September 15, 1994|By Carol L. Bowers and Andrea F. Siegel | Carol L. Bowers and Andrea F. Siegel,Sun Staff Writers

After a bitter summer that pitted the Anne Arundel County school unions against the school board, the two sides must now learn to trust each other as they begin contract negotiations.

The monthslong process, which starts Oct. 5, comes just after relations between the four unions and the school board hit bottom. The unions represent 7,300 employees.

"In successful negotiations each side must trust the other side," said Jim Pickens, president of Local 1693 of the American Federation of State, County and Municipal Employees. "With the behavior they've been showing for the past few months it's difficult to trust them, and evidently they didn't trust us, which is why they played the game."

Mr. Pickens said labor-management relations within the school system are at "an historical low point and rapidly deteriorating."

In the past two years, the teachers' union has sued over an earlier contract and there have been complaints about maintenance workers not having needed equipment and a change in the summer flex hours of secretaries.

"It's a question of credibility," said Richard Kovelant, executive director of the Association of Educational Leaders, which represents principals and administrators. "It's not that they don't negotiate a contract in good faith. It's their performance."

Commonly, the school board renegotiates some line items in contracts it has passed because those contracts are settled before the County Council approves its budget. Such was the case this summer.

The council trimmed the school board's $444 million budget request to $408 million and specified that the $1.7 million cut from the health-care budget be put toward longevity raises.

In figuring the $408 million operating budget, the board decided there wasn't enough money to cover the $3.2 million needed to give longevity raises for all employees.

The board then decided to renegotiate portions of the contract with the unions.

Initially, the four unions said they would not discuss renegotiating the longevity raises.

The standoff led to a lawsuit filed by AEL and a counter suit filed by the school board.

In an uncharacteristic show of solidarity, the other three unions vowed to stage a job action to support AEL.

By the time AEL settled, the other employee unions had given up some health care benefits in exchange for the longevity raise, which had been part of the contract.

The time spent resolving this summer's disputes has made for a late start in crafting the proposals for next month.

Union officials said this probably means nonsalary issues will be given greater importance.

"We're not harboring any deep hostile feeling toward the board," said John R. Kurpjuweit, president of the Teachers Association of Anne Arundel County. But, he said, the unions "are never going to be able to forget" the board's actions of this past summer.

Michael Pace, school board president, said he wasn't too concerned about the union rhetoric and said the board was ready to start anew.

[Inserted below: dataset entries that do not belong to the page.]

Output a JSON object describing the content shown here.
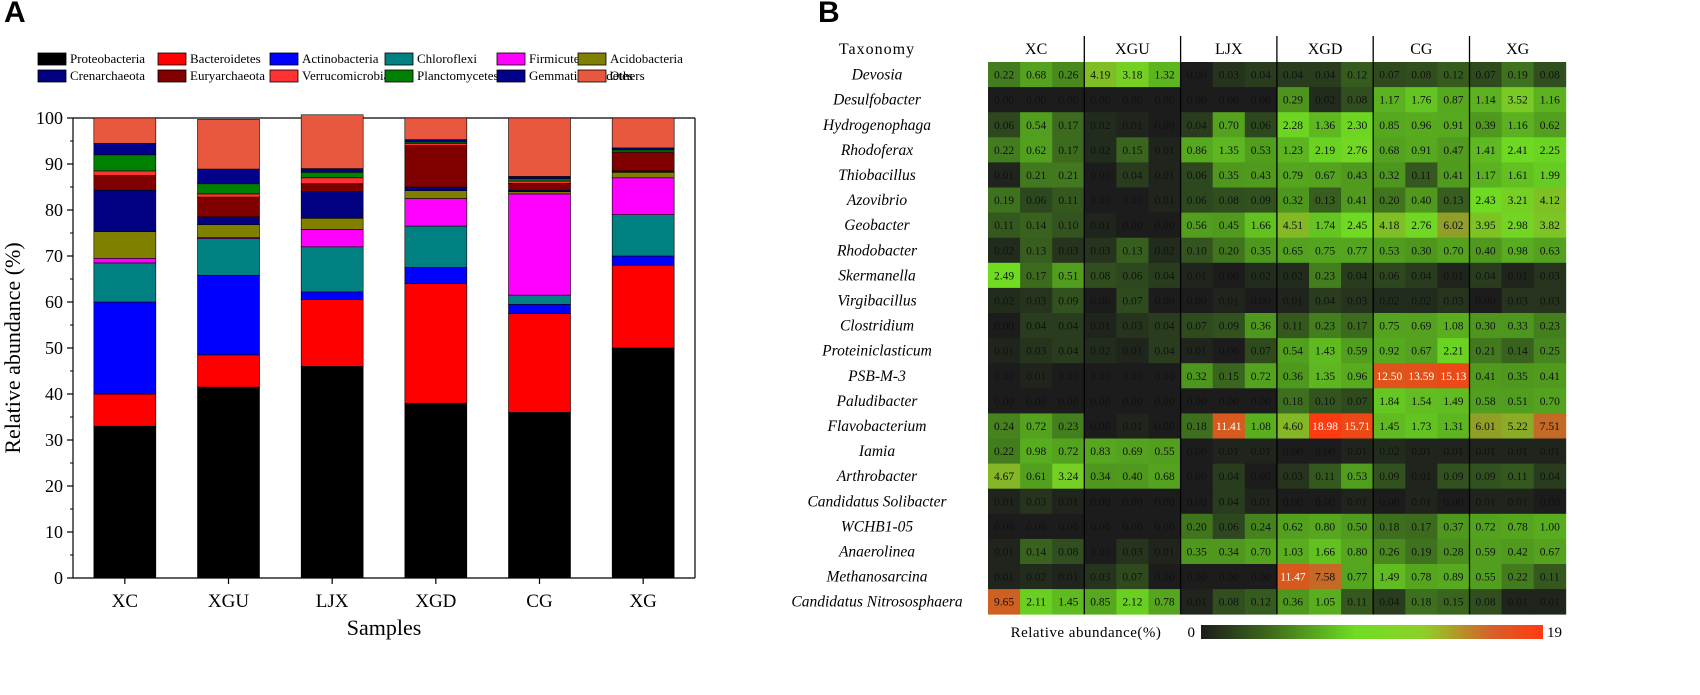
{
  "panel_a": {
    "letter": "A"
  },
  "panel_b": {
    "letter": "B"
  },
  "chart_data": [
    {
      "type": "bar",
      "stacked": true,
      "categories": [
        "XC",
        "XGU",
        "LJX",
        "XGD",
        "CG",
        "XG"
      ],
      "xlabel": "Samples",
      "ylabel": "Relative abundance (%)",
      "ylim": [
        0,
        100
      ],
      "yticks": [
        0,
        10,
        20,
        30,
        40,
        50,
        60,
        70,
        80,
        90,
        100
      ],
      "legend_position": "top",
      "series": [
        {
          "name": "Proteobacteria",
          "color": "#000000",
          "values": [
            33,
            41.5,
            46,
            38,
            36,
            50
          ]
        },
        {
          "name": "Bacteroidetes",
          "color": "#ff0000",
          "values": [
            7,
            7,
            14.5,
            26,
            21.5,
            18
          ]
        },
        {
          "name": "Actinobacteria",
          "color": "#0000ff",
          "values": [
            20,
            17.3,
            1.7,
            3.5,
            2,
            2
          ]
        },
        {
          "name": "Chloroflexi",
          "color": "#008080",
          "values": [
            8.5,
            8,
            9.8,
            9,
            2,
            9
          ]
        },
        {
          "name": "Firmicutes",
          "color": "#ff00ff",
          "values": [
            1,
            0.2,
            3.8,
            6,
            22,
            8
          ]
        },
        {
          "name": "Acidobacteria",
          "color": "#808000",
          "values": [
            5.8,
            2.8,
            2.4,
            1.7,
            0.5,
            1.2
          ]
        },
        {
          "name": "Crenarchaeota",
          "color": "#000080",
          "values": [
            9,
            1.7,
            5.8,
            0.8,
            0.3,
            0.3
          ]
        },
        {
          "name": "Euryarchaeota",
          "color": "#800000",
          "values": [
            3.2,
            4.3,
            1.7,
            9,
            1.5,
            4
          ]
        },
        {
          "name": "Verrucomicrobia",
          "color": "#ff3333",
          "values": [
            1,
            0.7,
            1.3,
            0.5,
            0.5,
            0.3
          ]
        },
        {
          "name": "Planctomycetes",
          "color": "#008000",
          "values": [
            3.5,
            2.2,
            1.2,
            0.3,
            0.5,
            0.3
          ]
        },
        {
          "name": "Gemmatimonadetes",
          "color": "#00008b",
          "values": [
            2.5,
            3.2,
            0.8,
            0.5,
            0.5,
            0.4
          ]
        },
        {
          "name": "Others",
          "color": "#e8583e",
          "values": [
            5.5,
            10.8,
            11.7,
            4.7,
            12.7,
            6.5
          ]
        }
      ]
    },
    {
      "type": "heatmap",
      "header_label": "Taxonomy",
      "groups": [
        "XC",
        "XGU",
        "LJX",
        "XGD",
        "CG",
        "XG"
      ],
      "replicates_per_group": 3,
      "colorbar_label": "Relative abundance(%)",
      "colorbar_min_label": "0",
      "colorbar_max_label": "19",
      "range": [
        0,
        19
      ],
      "colors": {
        "low": "#1c1c1c",
        "mid": "#6fdc22",
        "high": "#ff3a10"
      },
      "rows": [
        {
          "taxon": "Devosia",
          "values": [
            "0.22",
            "0.68",
            "0.26",
            "4.19",
            "3.18",
            "1.32",
            "0.00",
            "0.03",
            "0.04",
            "0.04",
            "0.04",
            "0.12",
            "0.07",
            "0.08",
            "0.12",
            "0.07",
            "0.19",
            "0.08"
          ]
        },
        {
          "taxon": "Desulfobacter",
          "values": [
            "0.00",
            "0.00",
            "0.00",
            "0.00",
            "0.00",
            "0.00",
            "0.00",
            "0.00",
            "0.00",
            "0.29",
            "0.02",
            "0.08",
            "1.17",
            "1.76",
            "0.87",
            "1.14",
            "3.52",
            "1.16"
          ]
        },
        {
          "taxon": "Hydrogenophaga",
          "values": [
            "0.06",
            "0.54",
            "0.17",
            "0.02",
            "0.01",
            "0.00",
            "0.04",
            "0.70",
            "0.06",
            "2.28",
            "1.36",
            "2.30",
            "0.85",
            "0.96",
            "0.91",
            "0.39",
            "1.16",
            "0.62"
          ]
        },
        {
          "taxon": "Rhodoferax",
          "values": [
            "0.22",
            "0.62",
            "0.17",
            "0.02",
            "0.15",
            "0.01",
            "0.86",
            "1.35",
            "0.53",
            "1.23",
            "2.19",
            "2.76",
            "0.68",
            "0.91",
            "0.47",
            "1.41",
            "2.41",
            "2.25"
          ]
        },
        {
          "taxon": "Thiobacillus",
          "values": [
            "0.01",
            "0.21",
            "0.21",
            "0.00",
            "0.04",
            "0.01",
            "0.06",
            "0.35",
            "0.43",
            "0.79",
            "0.67",
            "0.43",
            "0.32",
            "0.11",
            "0.41",
            "1.17",
            "1.61",
            "1.99"
          ]
        },
        {
          "taxon": "Azovibrio",
          "values": [
            "0.19",
            "0.06",
            "0.11",
            "0.00",
            "0.00",
            "0.01",
            "0.06",
            "0.08",
            "0.09",
            "0.32",
            "0.13",
            "0.41",
            "0.20",
            "0.40",
            "0.13",
            "2.43",
            "3.21",
            "4.12"
          ]
        },
        {
          "taxon": "Geobacter",
          "values": [
            "0.11",
            "0.14",
            "0.10",
            "0.01",
            "0.00",
            "0.00",
            "0.56",
            "0.45",
            "1.66",
            "4.51",
            "1.74",
            "2.45",
            "4.18",
            "2.76",
            "6.02",
            "3.95",
            "2.98",
            "3.82"
          ]
        },
        {
          "taxon": "Rhodobacter",
          "values": [
            "0.02",
            "0.13",
            "0.03",
            "0.03",
            "0.13",
            "0.02",
            "0.10",
            "0.20",
            "0.35",
            "0.65",
            "0.75",
            "0.77",
            "0.53",
            "0.30",
            "0.70",
            "0.40",
            "0.98",
            "0.63"
          ]
        },
        {
          "taxon": "Skermanella",
          "values": [
            "2.49",
            "0.17",
            "0.51",
            "0.08",
            "0.06",
            "0.04",
            "0.01",
            "0.00",
            "0.02",
            "0.02",
            "0.23",
            "0.04",
            "0.06",
            "0.04",
            "0.01",
            "0.04",
            "0.01",
            "0.03"
          ]
        },
        {
          "taxon": "Virgibacillus",
          "values": [
            "0.02",
            "0.03",
            "0.09",
            "0.00",
            "0.07",
            "0.00",
            "0.00",
            "0.01",
            "0.00",
            "0.01",
            "0.04",
            "0.03",
            "0.02",
            "0.02",
            "0.03",
            "0.00",
            "0.03",
            "0.03"
          ]
        },
        {
          "taxon": "Clostridium",
          "values": [
            "0.00",
            "0.04",
            "0.04",
            "0.01",
            "0.03",
            "0.04",
            "0.07",
            "0.09",
            "0.36",
            "0.11",
            "0.23",
            "0.17",
            "0.75",
            "0.69",
            "1.08",
            "0.30",
            "0.33",
            "0.23"
          ]
        },
        {
          "taxon": "Proteiniclasticum",
          "values": [
            "0.01",
            "0.03",
            "0.04",
            "0.02",
            "0.01",
            "0.04",
            "0.01",
            "0.00",
            "0.07",
            "0.54",
            "1.43",
            "0.59",
            "0.92",
            "0.67",
            "2.21",
            "0.21",
            "0.14",
            "0.25"
          ]
        },
        {
          "taxon": "PSB-M-3",
          "values": [
            "0.00",
            "0.01",
            "0.00",
            "0.00",
            "0.00",
            "0.00",
            "0.32",
            "0.15",
            "0.72",
            "0.36",
            "1.35",
            "0.96",
            "12.50",
            "13.59",
            "15.13",
            "0.41",
            "0.35",
            "0.41"
          ]
        },
        {
          "taxon": "Paludibacter",
          "values": [
            "0.00",
            "0.00",
            "0.00",
            "0.00",
            "0.00",
            "0.00",
            "0.00",
            "0.00",
            "0.00",
            "0.18",
            "0.10",
            "0.07",
            "1.84",
            "1.54",
            "1.49",
            "0.58",
            "0.51",
            "0.70"
          ]
        },
        {
          "taxon": "Flavobacterium",
          "values": [
            "0.24",
            "0.72",
            "0.23",
            "0.00",
            "0.01",
            "0.00",
            "0.18",
            "11.41",
            "1.08",
            "4.60",
            "18.98",
            "15.71",
            "1.45",
            "1.73",
            "1.31",
            "6.01",
            "5.22",
            "7.51"
          ]
        },
        {
          "taxon": "Iamia",
          "values": [
            "0.22",
            "0.98",
            "0.72",
            "0.83",
            "0.69",
            "0.55",
            "0.00",
            "0.01",
            "0.01",
            "0.00",
            "0.00",
            "0.01",
            "0.02",
            "0.01",
            "0.01",
            "0.01",
            "0.01",
            "0.01"
          ]
        },
        {
          "taxon": "Arthrobacter",
          "values": [
            "4.67",
            "0.61",
            "3.24",
            "0.34",
            "0.40",
            "0.68",
            "0.00",
            "0.04",
            "0.00",
            "0.03",
            "0.11",
            "0.53",
            "0.09",
            "0.01",
            "0.09",
            "0.09",
            "0.11",
            "0.04"
          ]
        },
        {
          "taxon": "Candidatus Solibacter",
          "values": [
            "0.01",
            "0.03",
            "0.01",
            "0.00",
            "0.00",
            "0.00",
            "0.00",
            "0.04",
            "0.01",
            "0.00",
            "0.00",
            "0.01",
            "0.00",
            "0.01",
            "0.00",
            "0.01",
            "0.01",
            "0.00"
          ]
        },
        {
          "taxon": "WCHB1-05",
          "values": [
            "0.00",
            "0.00",
            "0.00",
            "0.00",
            "0.00",
            "0.00",
            "0.20",
            "0.06",
            "0.24",
            "0.62",
            "0.80",
            "0.50",
            "0.18",
            "0.17",
            "0.37",
            "0.72",
            "0.78",
            "1.00"
          ]
        },
        {
          "taxon": "Anaerolinea",
          "values": [
            "0.01",
            "0.14",
            "0.08",
            "0.00",
            "0.03",
            "0.01",
            "0.35",
            "0.34",
            "0.70",
            "1.03",
            "1.66",
            "0.80",
            "0.26",
            "0.19",
            "0.28",
            "0.59",
            "0.42",
            "0.67"
          ]
        },
        {
          "taxon": "Methanosarcina",
          "values": [
            "0.01",
            "0.02",
            "0.01",
            "0.03",
            "0.07",
            "0.00",
            "0.00",
            "0.00",
            "0.00",
            "11.47",
            "7.58",
            "0.77",
            "1.49",
            "0.78",
            "0.89",
            "0.55",
            "0.22",
            "0.11"
          ]
        },
        {
          "taxon": "Candidatus Nitrososphaera",
          "values": [
            "9.65",
            "2.11",
            "1.45",
            "0.85",
            "2.12",
            "0.78",
            "0.01",
            "0.08",
            "0.12",
            "0.36",
            "1.05",
            "0.11",
            "0.04",
            "0.18",
            "0.15",
            "0.08",
            "0.01",
            "0.01"
          ]
        }
      ]
    }
  ]
}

"I think a lot of what you are hearing is normal noise that surroundslabor negotiations," he said.

Mr. Kovelant, AEL's president, said the board could still do a better job negotiating.

He compared the process to the children's game of "telephone," in which a message is whispered from one person to another with the end result being a garbled version of the original message.

He said the board's negotiating team takes his written proposal to a larger staff team, which forwards it with recommendations to the board.

"For 29 cents, I can deliver that message," he said. That system, is "probably the single largest cause for a break-down in communications. . . . It's the goofiest thing you ever saw."

Ronald L. Beckett, associate superintendent for support services disagreed. He said staff negotiators can make agreements, though the board gives the final approval.